Santa Teresa ci insegna che il cammino che l’ha resa una donna eccezionale e un punto di riferimento attraverso i secoli, il cammino della preghiera (oración), è aperto a tutti coloro che si aprono umilmente all’azione dello Spirito nella loro vita, e che il segno che stiamo avanzando su questo cammino è l’essere sempre più umili, sempre più attenti alle necessità dei nostri fratelli, figli sempre migliori del santo popolo di Dio. Un tale cammino non è aperto a coloro che si considerano puri e perfetti, i catari di tutti i secoli, ma a coloro che, consapevoli dei loro peccati, scoprono la bellezza della misericordia di Dio, che accoglie tutti, redime tutti e tutti chiama alla sua amicizia. È interessante come la consapevolezza del proprio essere peccatori sia ciò che apre la porta al cammino della santità. Santa Teresa, che si considerava molto «vile e miserabile», come lei stessa si definisce, riconosce che la bontà di Dio «è più grande di tutti i mali che possiamo fare, e non si ricorda della nostra ingratitudine… Ricordatevi delle sue parole e vedete cosa ha fatto con me – dice –, che mi sono stancata io di offenderlo prima che Sua Maestà smettesse di perdonarmi». Prima ci stanchiamo noi di offendere Dio, di camminare per vie strane, che Dio di perdonarci. Lui mai si stanca di perdonare. Ci stanchiamo noi di chiedere perdono, e qui sta il pericolo. «Il Signore non si stanca mai di dare, e non si possono esaurire le sue misericordie. Non stanchiamoci noi di ricevere» [11] aprendo il cuore con umiltà. Uno dei suoi passi preferiti della Scrittura era il primo versetto del Salmo 89, e ne fece in un certo senso il motto della sua vita: «Canterò in eterno le misericordie del Signore». Questo “misericordiare” di Dio.

La preghiera (oración) ha fatto di Santa Teresa una donna eccezionale, una donna creativa e innovatrice. Dalla preghiera ha scoperto l’ideale di fraternità che ha voluto realizzare nei conventi da lei fondati: «qui tutte devono essere amiche, tutte si devono amare, tutte si devono voler bene, tutte si devono aiutare» [12]. E quando vedo i “bisticci” in qualche convento, all’interno di un convento, o i “bisticci” tra conventi, “io sono di qui”, “io sono di là”, “io la vedo così”, “io accetto questo dalla Chiesa, io non lo accetto”... Le povere suore hanno dimenticato la fondatrice, quello che ha insegnato loro.
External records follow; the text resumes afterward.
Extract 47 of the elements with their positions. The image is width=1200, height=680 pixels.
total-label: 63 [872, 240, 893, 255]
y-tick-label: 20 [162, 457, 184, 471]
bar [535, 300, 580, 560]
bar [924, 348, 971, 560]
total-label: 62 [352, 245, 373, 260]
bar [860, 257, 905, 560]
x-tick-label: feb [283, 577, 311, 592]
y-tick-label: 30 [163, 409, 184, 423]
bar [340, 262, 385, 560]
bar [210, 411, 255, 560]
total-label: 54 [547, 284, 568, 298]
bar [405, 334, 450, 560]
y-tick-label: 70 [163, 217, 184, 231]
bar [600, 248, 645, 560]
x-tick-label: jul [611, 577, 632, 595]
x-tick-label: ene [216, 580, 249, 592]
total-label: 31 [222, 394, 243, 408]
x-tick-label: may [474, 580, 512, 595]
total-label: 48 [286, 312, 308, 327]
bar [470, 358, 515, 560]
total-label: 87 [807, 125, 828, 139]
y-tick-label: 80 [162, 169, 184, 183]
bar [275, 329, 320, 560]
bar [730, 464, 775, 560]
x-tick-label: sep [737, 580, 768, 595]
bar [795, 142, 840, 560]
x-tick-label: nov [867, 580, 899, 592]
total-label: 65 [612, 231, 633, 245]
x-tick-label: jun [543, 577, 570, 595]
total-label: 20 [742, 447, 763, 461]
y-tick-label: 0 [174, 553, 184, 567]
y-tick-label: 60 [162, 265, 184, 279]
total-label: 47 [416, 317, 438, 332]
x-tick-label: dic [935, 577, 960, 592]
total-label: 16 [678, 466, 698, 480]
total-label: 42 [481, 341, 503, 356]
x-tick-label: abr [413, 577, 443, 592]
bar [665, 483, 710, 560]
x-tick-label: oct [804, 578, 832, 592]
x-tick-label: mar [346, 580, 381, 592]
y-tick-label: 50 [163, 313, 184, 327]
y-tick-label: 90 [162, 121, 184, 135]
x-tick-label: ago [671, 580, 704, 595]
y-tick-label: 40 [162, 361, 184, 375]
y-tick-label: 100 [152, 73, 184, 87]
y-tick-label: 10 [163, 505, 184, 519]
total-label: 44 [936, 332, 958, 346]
Nella preghiera ha riconosciuto di essere trattata come sposa e amica dal Cristo risorto. Attraverso la preghiera si è aperta alla speranza. E con questo pensiero voglio concludere questo saluto. Noi viviamo, come il dottore della Chiesa, in tempi duri, per niente facili, che hanno bisogno di amici fedeli di Dio, amici forti [13]. La grande tentazione è quella di cedere alla disillusione, alla rassegnazione, al funesto e infondato presagio che tutto andrà male. Un pessimismo sterile, un pessimismo di persone incapaci di dare vita. Alcune persone, spaventate da questi pensieri, tendono a chiudersi, a rifugiarsi in piccole cose. Ricordo l’esempio di un convento dove tutte le monache si rifugiavano in piccole cose. Il convento si chiamava di Santa… Non dirò di chi, ed era in una certa città, ma lo chiamavano il “Convento cosetta, cosetta, cosetta”, perché erano tutte chiuse in piccole cose, come rifugio, in progetti egoistici che non edificano la comunità, ma piuttosto la distruggono. Al contrario la preghiera ci apre, ci permette di gustare che Dio è grande, che è oltre l’orizzonte, che Dio è buono, che ci ama e che la storia non è sfuggita dalle sue mani. Può essere che camminiamo per strade buie (cfr. Sal 23,4), non abbiatene paura se il Signore è con voi, Egli non cessa di camminare accanto a noi e di condurci alla meta a cui tutti aneliamo: la vita eterna. Possiamo avere il coraggio di fare grandi cose, perché sappiamo di essere nel favore di Dio [14]. E insieme a Lui siamo capaci di affrontare qualsiasi sfida, perché in realtà è solo la sua compagnia che il nostro cuore desidera e che ci dà la pienezza e la gioia per cui siamo stati creati. Questo è stato riassunto dalla Santa in una nota preghiera che vi invito a pregare spesso:

Nada te turbe,
nada te espante;
todo se pasa,
Dios no se muda.
La paciencia
todo lo alcanza.
Quien a Dios tiene
nada le falta.
Sólo Dios basta.

Nulla ti turbi,
nulla ti spaventi,
tutto passa,
Dio non cambia.
La pazienza
tutto ottiene.
A chi ha Dio
nulla manca.
Solo Dio basta.

Che Gesù vi benedica, e che la Vergine e San Giuseppe vi accompagnino. E, per favore, non dimenticate di pregare per me. Grazie.

Note:

[1] Omelia per la Proclamazione di Santa Teresa di Gesù a Dottore della Chiesa (27 settembre 1970).

[2] Cfr. Cammino di perfezione (Codice di Valladolid) 21,2.

[3] Poesie 5 (la numerazione è citata secondo l’edizione di Editorial de Espiritualidad, Madrid 19944).

[4] Cfr. Vita 29,13.

[5] Poesie 2.

[6] Cfr. Discorso alla Curia Romana in occasione degli auguri natalizi (21 dicembre 2019).

[7] Cfr. Gaudete et exsultate 11.

[8] Castello interiore VII,4,6.

[9] Castello interiore V,3,11.

[10] Gaudete et exsultate 37.

[11] Vita 19,15.

[12] Cammino di perfezione (Codice di Valladolid) 4,7.

[13] Vita 15,5.

[14] Cfr. Vita 10,6: «è impossibile, secondo la nostra natura, a mio parere, che abbia il coraggio per cose grandi chi non capisce di essere nel favore di Dio».